Dire que René Ravaud est méconnu, même par ceux qui s’intéressent à l’aéronautique, est un euphémisme. Pourtant, ce fut un industriel remarquable, à la tête de la SNECMA de 1971 à 1982, période où il modernisa l’entreprise et la lança à la conquête des marchés civils, le tout symbolisé par le développement contre vents et marées du réacteur CFM56 en partenariat avec General Electric.
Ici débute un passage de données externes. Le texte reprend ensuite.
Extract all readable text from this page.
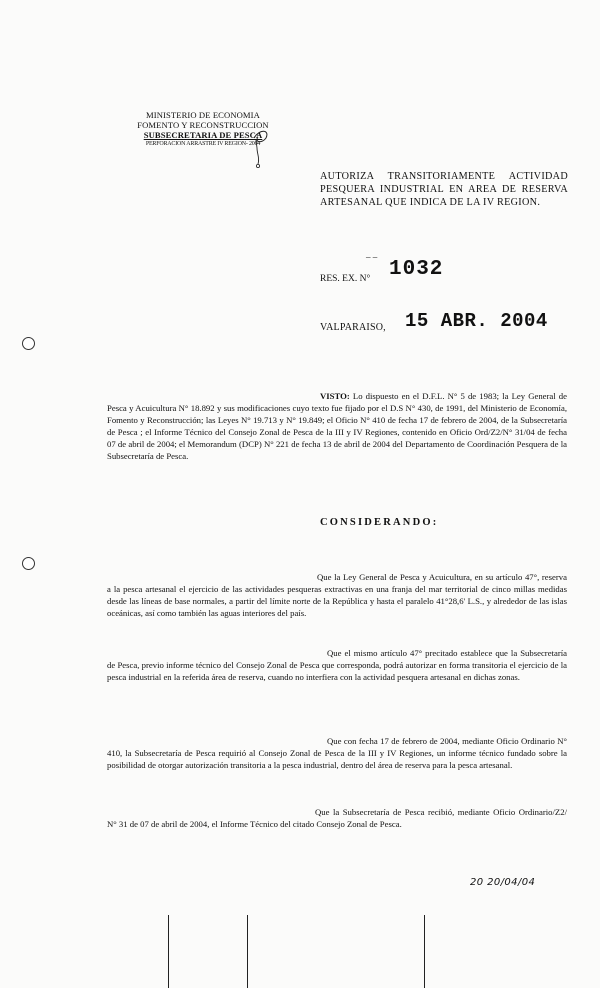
MINISTERIO DE ECONOMIA
FOMENTO Y RECONSTRUCCION
SUBSECRETARIA DE PESCA
PERFORACION ARRASTRE IV REGION- 2004
AUTORIZA TRANSITORIAMENTE ACTIVIDAD PESQUERA INDUSTRIAL EN AREA DE RESERVA ARTESANAL QUE INDICA DE LA IV REGION.
– –
RES. EX. N° 1032
VALPARAISO, 15 ABR. 2004
VISTO: Lo dispuesto en el D.F.L. N° 5 de 1983; la Ley General de Pesca y Acuicultura N° 18.892 y sus modificaciones cuyo texto fue fijado por el D.S N° 430, de 1991, del Ministerio de Economía, Fomento y Reconstrucción; las Leyes N° 19.713 y N° 19.849; el Oficio N° 410 de fecha 17 de febrero de 2004, de la Subsecretaría de Pesca ; el Informe Técnico del Consejo Zonal de Pesca de la III y IV Regiones, contenido en Oficio Ord/Z2/N° 31/04 de fecha 07 de abril de 2004; el Memorandum (DCP) N° 221 de fecha 13 de abril de 2004 del Departamento de Coordinación Pesquera de la Subsecretaría de Pesca.
CONSIDERANDO:
Que la Ley General de Pesca y Acuicultura, en su artículo 47°, reserva a la pesca artesanal el ejercicio de las actividades pesqueras extractivas en una franja del mar territorial de cinco millas medidas desde las líneas de base normales, a partir del límite norte de la República y hasta el paralelo 41°28,6' L.S., y alrededor de las islas oceánicas, así como también las aguas interiores del país.
Que el mismo artículo 47° precitado establece que la Subsecretaría de Pesca, previo informe técnico del Consejo Zonal de Pesca que corresponda, podrá autorizar en forma transitoria el ejercicio de la pesca industrial en la referida área de reserva, cuando no interfiera con la actividad pesquera artesanal en dichas zonas.
Que con fecha 17 de febrero de 2004, mediante Oficio Ordinario N° 410, la Subsecretaría de Pesca requirió al Consejo Zonal de Pesca de la III y IV Regiones, un informe técnico fundado sobre la posibilidad de otorgar autorización transitoria a la pesca industrial, dentro del área de reserva para la pesca artesanal.
Que la Subsecretaría de Pesca recibió, mediante Oficio Ordinario/Z2/ N° 31 de 07 de abril de 2004, el Informe Técnico del citado Consejo Zonal de Pesca.
20 20/04/04
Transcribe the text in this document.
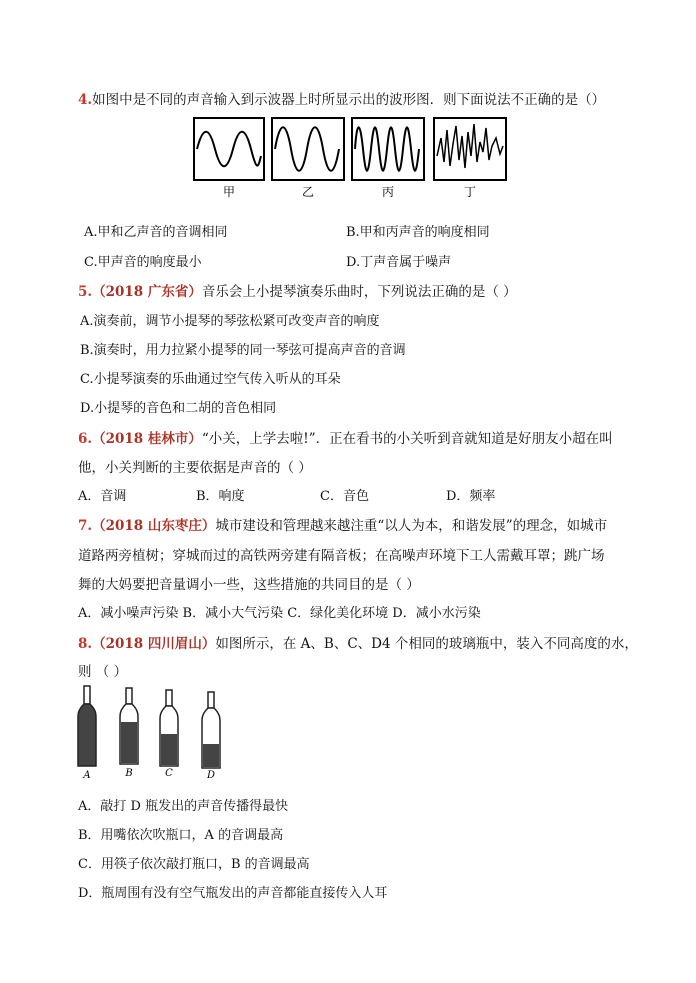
4.如图中是不同的声音输入到示波器上时所显示出的波形图．则下面说法不正确的是（）
甲	乙	丙	丁
A.甲和乙声音的音调相同	B.甲和丙声音的响度相同
C.甲声音的响度最小	D.丁声音属于噪声
5.（2018 广东省）音乐会上小提琴演奏乐曲时，下列说法正确的是（ ）
A.演奏前，调节小提琴的琴弦松紧可改变声音的响度
B.演奏时，用力拉紧小提琴的同一琴弦可提高声音的音调
C.小提琴演奏的乐曲通过空气传入听从的耳朵
D.小提琴的音色和二胡的音色相同
6.（2018 桂林市）“小关，上学去啦!”．正在看书的小关听到音就知道是好朋友小超在叫
他，小关判断的主要依据是声音的（ ）
A．音调	B．响度	C．音色	D．频率
7.（2018 山东枣庄）城市建设和管理越来越注重“以人为本，和谐发展”的理念，如城市
道路两旁植树；穿城而过的高铁两旁建有隔音板；在高噪声环境下工人需戴耳罩；跳广场
舞的大妈要把音量调小一些，这些措施的共同目的是（ ）
A．减小噪声污染 B．减小大气污染 C．绿化美化环境 D．减小水污染
8.（2018 四川眉山）如图所示，在 A、B、C、D4 个相同的玻璃瓶中，装入不同高度的水，
则 （ ）
A	B	C	D
A．敲打 D 瓶发出的声音传播得最快
B．用嘴依次吹瓶口，A 的音调最高
C．用筷子依次敲打瓶口，B 的音调最高
D．瓶周围有没有空气瓶发出的声音都能直接传入人耳
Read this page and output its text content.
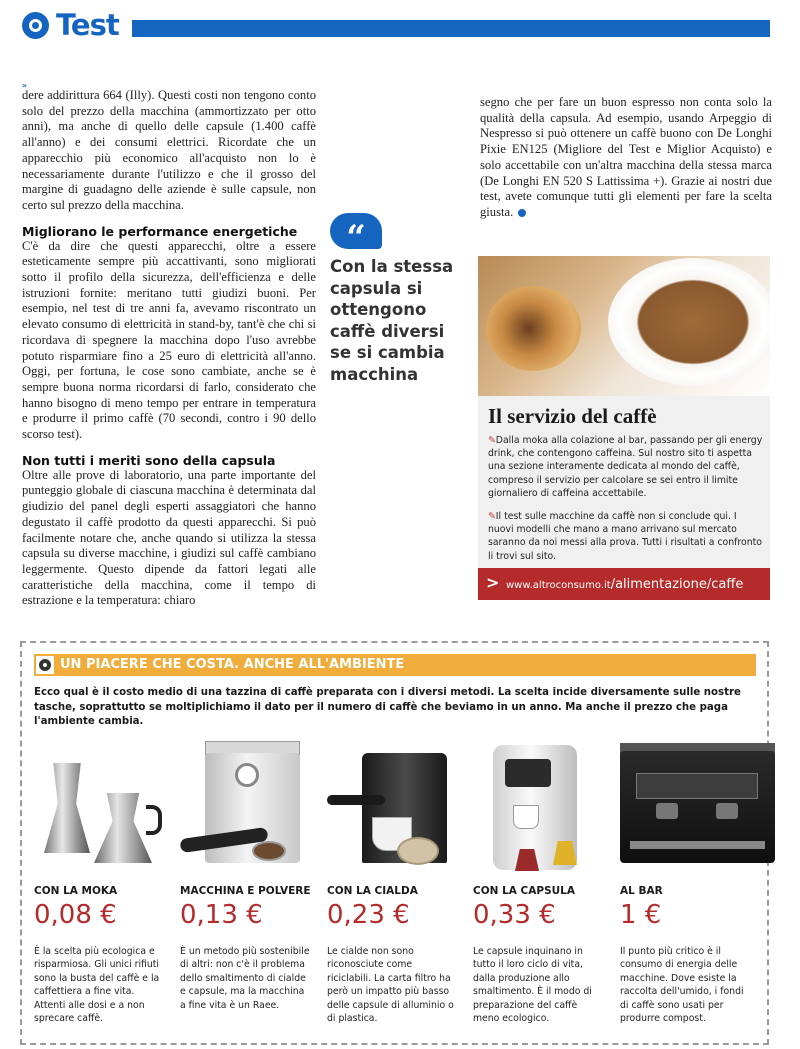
Test
»

dere addirittura 664 (Illy). Questi costi non tengono conto solo del prezzo della macchina (ammortizzato per otto anni), ma anche di quello delle capsule (1.400 caffè all'anno) e dei consumi elettrici. Ricordate che un apparecchio più economico all'acquisto non lo è necessariamente durante l'utilizzo e che il grosso del margine di guadagno delle aziende è sulle capsule, non certo sul prezzo della macchina.

Migliorano le performance energetiche

C'è da dire che questi apparecchi, oltre a essere esteticamente sempre più accattivanti, sono migliorati sotto il profilo della sicurezza, dell'efficienza e delle istruzioni fornite: meritano tutti giudizi buoni. Per esempio, nel test di tre anni fa, avevamo riscontrato un elevato consumo di elettricità in stand-by, tant'è che chi si ricordava di spegnere la macchina dopo l'uso avrebbe potuto risparmiare fino a 25 euro di elettricità all'anno. Oggi, per fortuna, le cose sono cambiate, anche se è sempre buona norma ricordarsi di farlo, considerato che hanno bisogno di meno tempo per entrare in temperatura e produrre il primo caffè (70 secondi, contro i 90 dello scorso test).

Non tutti i meriti sono della capsula

Oltre alle prove di laboratorio, una parte importante del punteggio globale di ciascuna macchina è determinata dal giudizio del panel degli esperti assaggiatori che hanno degustato il caffè prodotto da questi apparecchi. Si può facilmente notare che, anche quando si utilizza la stessa capsula su diverse macchine, i giudizi sul caffè cambiano leggermente. Questo dipende da fattori legati alle caratteristiche della macchina, come il tempo di estrazione e la temperatura: chiaro

“
Con la stessa capsula si ottengono caffè diversi se si cambia macchina

segno che per fare un buon espresso non conta solo la qualità della capsula. Ad esempio, usando Arpeggio di Nespresso si può ottenere un caffè buono con De Longhi Pixie EN125 (Migliore del Test e Miglior Acquisto) e solo accettabile con un'altra macchina della stessa marca (De Longhi EN 520 S Lattissima +). Grazie ai nostri due test, avete comunque tutti gli elementi per fare la scelta giusta.

Il servizio del caffè

✎Dalla moka alla colazione al bar, passando per gli energy drink, che contengono caffeina. Sul nostro sito ti aspetta una sezione interamente dedicata al mondo del caffè, compreso il servizio per calcolare se sei entro il limite giornaliero di caffeina accettabile.

✎Il test sulle macchine da caffè non si conclude qui. I nuovi modelli che mano a mano arrivano sul mercato saranno da noi messi alla prova. Tutti i risultati a confronto li trovi sul sito.

> www.altroconsumo.it/alimentazione/caffe
UN PIACERE CHE COSTA. ANCHE ALL'AMBIENTE

Ecco qual è il costo medio di una tazzina di caffè preparata con i diversi metodi. La scelta incide diversamente sulle nostre tasche, soprattutto se moltiplichiamo il dato per il numero di caffè che beviamo in un anno. Ma anche il prezzo che paga l'ambiente cambia.

CON LA MOKA
0,08 €

È la scelta più ecologica e risparmiosa. Gli unici rifiuti sono la busta del caffè e la caffettiera a fine vita. Attenti alle dosi e a non sprecare caffè.

MACCHINA E POLVERE
0,13 €

È un metodo più sostenibile di altri: non c'è il problema dello smaltimento di cialde e capsule, ma la macchina a fine vita è un Raee.

CON LA CIALDA
0,23 €

Le cialde non sono riconosciute come riciclabili. La carta filtro ha però un impatto più basso delle capsule di alluminio o di plastica.

CON LA CAPSULA
0,33 €

Le capsule inquinano in tutto il loro ciclo di vita, dalla produzione allo smaltimento. È il modo di preparazione del caffè meno ecologico.

AL BAR
1 €

Il punto più critico è il consumo di energia delle macchine. Dove esiste la raccolta dell'umido, i fondi di caffè sono usati per produrre compost.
Cette décennie représente bien sûr le cœur de la biographie écrite par Félix Torres, à qui l’on doit déjà d’autres ouvrages à connotation aéronautique, et surtout un grand nombre de livres consacrés à l’histoire d’entreprises. Mais il ne saurait être question de séparer cette période à celle qui l’a précédé, que l’on a tout le temps de découvrir dans les pages consacrées à « l’avant SNECMA », que ce soit à la fin de la Seconde Guerre mondiale, puis durant ses activités au sein de la Marine et de son aviation, suivies des années passées aux États-Unis, et enfin dans ce qui deviendra la DGA. Et c’est là que l’on découvre une à une les qualités de René Ravaud : force de caractère, indépendance d’esprit, stratège à la vision claire, organisateur hors pair, bourreau de travail… qui s’exprimeront pleinement lorsqu’il présidera aux destinées de la SNECMA.
Bien entendu, toute médaille a son revers, et, contrairement à d’autres biographes de (rares) personnages de l’industrie aéronautique française, qui s’adonnent parfois lourdement à la légende dorée, Félix Torres n’hésite pas à aborder les aspects, qui, même de son temps, passaient pour négatifs dans l’action et la personnalité de René Ravaud. C’est tout à son honneur.
Il y aurait encore beaucoup à dire, comme sur la relation privilégiée qu’il a su établir avec Gerhard Neumann de General Electric, ou encore sur l’éclairage apporté sur les relations entre pouvoirs politiques, haute administration et industrie dans ces années de la Ve République, et comment René Ravaud les utilisa pour amener son entreprise, qui partait de loin, au succès.
Et c’est finalement, cette entreprise, cette SNECMA, qui apparaît comme le protagoniste le moins développé de l’ouvrage. Pourtant, elle n’a pas été qu’un décor ! Quelques pages bien lisses (polies comme passées à l’atelier de finition…) sur les vingt-cinq années qui se sont écoulées entre la nationalisation de 1945 et l’arrivée de René Ravaud, et bien peu d’informations en matière de produits et d’activités. Une brève annexe les décrivant et les positionnant, ne serait-ce qu’en poids relatif dans les finances de l’entreprise, aurait été la bienvenue.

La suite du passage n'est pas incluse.